Today’s success –Nairo’s 20th as pro cyclist and Movistar’s 99th as sponsor– increases to thirteen the Grand Tour victory tally for the squad –leading the standings of active WorldTour squads, with 7 Tours, 3 Giros and 3 Vueltas–, and pushed Quintana into the lead of the WorldTour standings. It’s the Movistar Team’s 17th win of the season, the Blues now in second place in the UCI ranking. Aged 24, Quintana becomes only the fifth rider in the last 50 years –after Pollentier, Hinault, Contador and Induráin, the only previous winner to date from Eusebio Unzué’s squads (92, 93)– to claim overall honours in first ever Giro, a race he’s the youngest pink jersey holder in a decade.

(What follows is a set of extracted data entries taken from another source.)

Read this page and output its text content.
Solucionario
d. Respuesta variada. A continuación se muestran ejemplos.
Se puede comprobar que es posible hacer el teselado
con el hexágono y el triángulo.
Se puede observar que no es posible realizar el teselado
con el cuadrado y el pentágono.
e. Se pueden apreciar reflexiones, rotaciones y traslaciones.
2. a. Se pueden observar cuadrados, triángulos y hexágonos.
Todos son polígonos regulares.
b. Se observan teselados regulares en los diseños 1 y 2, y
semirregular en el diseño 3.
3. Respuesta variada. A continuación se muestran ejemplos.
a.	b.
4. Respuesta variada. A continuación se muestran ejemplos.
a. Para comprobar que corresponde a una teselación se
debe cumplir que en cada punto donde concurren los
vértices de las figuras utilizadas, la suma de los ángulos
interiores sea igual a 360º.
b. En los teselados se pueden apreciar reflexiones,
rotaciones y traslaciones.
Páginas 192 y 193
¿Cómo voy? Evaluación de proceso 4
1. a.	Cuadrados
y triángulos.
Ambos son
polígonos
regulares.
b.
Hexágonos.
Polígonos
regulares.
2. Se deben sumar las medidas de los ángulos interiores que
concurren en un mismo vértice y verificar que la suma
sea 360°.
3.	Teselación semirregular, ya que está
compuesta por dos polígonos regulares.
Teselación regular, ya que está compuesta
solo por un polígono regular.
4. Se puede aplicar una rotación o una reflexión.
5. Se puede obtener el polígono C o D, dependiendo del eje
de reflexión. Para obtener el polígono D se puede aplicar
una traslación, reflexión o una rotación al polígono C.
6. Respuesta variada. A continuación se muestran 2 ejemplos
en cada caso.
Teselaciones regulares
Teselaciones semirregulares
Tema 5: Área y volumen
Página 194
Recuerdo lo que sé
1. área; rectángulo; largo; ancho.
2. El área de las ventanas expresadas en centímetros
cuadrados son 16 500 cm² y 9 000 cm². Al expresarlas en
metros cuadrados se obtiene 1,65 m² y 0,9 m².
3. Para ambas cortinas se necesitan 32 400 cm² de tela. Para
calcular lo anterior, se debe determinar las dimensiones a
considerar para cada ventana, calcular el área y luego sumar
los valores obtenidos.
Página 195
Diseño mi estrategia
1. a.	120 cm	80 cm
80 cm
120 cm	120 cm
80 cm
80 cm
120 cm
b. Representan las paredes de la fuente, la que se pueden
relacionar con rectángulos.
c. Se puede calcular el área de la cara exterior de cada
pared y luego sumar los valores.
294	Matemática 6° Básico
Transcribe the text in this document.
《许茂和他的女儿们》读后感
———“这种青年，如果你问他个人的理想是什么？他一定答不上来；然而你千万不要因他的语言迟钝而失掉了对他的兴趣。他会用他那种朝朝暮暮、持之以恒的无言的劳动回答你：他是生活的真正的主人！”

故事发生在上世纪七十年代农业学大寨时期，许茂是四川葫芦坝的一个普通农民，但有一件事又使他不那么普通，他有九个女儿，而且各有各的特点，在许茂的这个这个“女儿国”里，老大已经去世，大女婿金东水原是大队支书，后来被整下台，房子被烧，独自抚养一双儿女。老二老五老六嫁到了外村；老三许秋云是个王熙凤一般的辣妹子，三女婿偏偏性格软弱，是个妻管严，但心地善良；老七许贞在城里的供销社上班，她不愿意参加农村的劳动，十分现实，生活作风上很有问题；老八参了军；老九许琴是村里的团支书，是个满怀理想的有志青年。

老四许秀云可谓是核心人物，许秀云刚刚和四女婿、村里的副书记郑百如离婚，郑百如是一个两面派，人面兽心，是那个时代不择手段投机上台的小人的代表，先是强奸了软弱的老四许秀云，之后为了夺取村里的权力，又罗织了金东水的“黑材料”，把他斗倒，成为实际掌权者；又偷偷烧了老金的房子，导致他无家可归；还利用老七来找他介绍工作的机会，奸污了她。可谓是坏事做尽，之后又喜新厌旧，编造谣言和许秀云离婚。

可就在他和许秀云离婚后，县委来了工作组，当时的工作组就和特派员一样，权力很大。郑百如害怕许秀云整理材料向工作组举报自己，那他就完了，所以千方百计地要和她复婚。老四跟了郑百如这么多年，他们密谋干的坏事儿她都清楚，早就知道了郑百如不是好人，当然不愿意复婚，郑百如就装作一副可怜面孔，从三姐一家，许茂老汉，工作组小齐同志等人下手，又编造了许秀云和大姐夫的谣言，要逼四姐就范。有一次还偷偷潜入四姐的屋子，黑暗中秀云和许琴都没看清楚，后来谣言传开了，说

Here follows the overview from Nairo Quintana at the end of these three weeks:
Nairo Quintana: “It’s one of the happiest days in my life. I always dreamt of winning a Grand Tour and now it’s become real. Thanks to my team, my family and all the people that supports me, this is now achieved. I wasn’t expecting at all to see so many Colombians in Trieste today. It was amazing to see so many flags through the circuit and around the podium. I’m super proud of my country. Probably I’ve been stronger than the rest, and we sort of saw it on Friday. Yet, I strill suffered, like all the others. I’m a human being, a normal one, just like any other person, and legs did really hurt to me yesterday, but I defended myself well. It’s true that I wasn’t in my best possible condition throughout the race and still struggle with mucus. These long mountain stages also had an impact. I looked like calm, but I could feel pain inside.
“I’m a good climber and things went well in the Giro if you take into account my real health status, but there are other riders who also ride fast and have more experience than me. We must keep working and digging every day to equal or even beat them. My biggest breakdown during the Giro was the Stelvio, where I wasn’t able to put my rain jacket on for the descent. I was about to get off the bike to put on it, but then, Gorka was my best support; he forced me to continue with no rain jacket to ride on. It was snowing really much, all my clothes were wet, but he supported me all the way in that difficult moment, gave me some food and we went on. He gave me motivation to win such a difficult stage, so hard, yet so beautiful at the end, finishing with a smile.
“This generation of Colombian riders like me – we’re showing the world, since some of us came to Europe in 2012, we can wint stages, important races, we show our quality – yet today’s win is a huge reality, another big success. Last year I was second in the Tour de France, something that no other Colombian had achieved prior – plus, Rigoberto was also second in the Giro. It might be coincidence, a choice of nature, but we’re strong, just like that. I think there are some other Colombian lads, younger than us, who are also strong and will show their quality in the future, in European teams and races. When I came into the pro scene, I was lucky enough to sign for the right team. I got to know a great professor and a person who knows loads about cycling, who transmits his knowledge well and had so many different champions into his teams: Eusebio Unzué. I always listen to him, we speak, he teaches me, he keeps me calm, and when you have good legs, it all becomes much easier.
“Life itself pushed me forward, and it keeps doing so – I don’t realize, but I got to this sort of success really early in my life, yet with all those ones surrounding me, I grew up a lot, I learned a lot of things, took massive leaps forward and there’s no comparison from what I was four years ago to what I am now. I feel like a complete man now, one able to do many more things in cycling, to offer the fans some spectacle and make them enjoy for many years. There’s much of Nairo Quintana still to give.”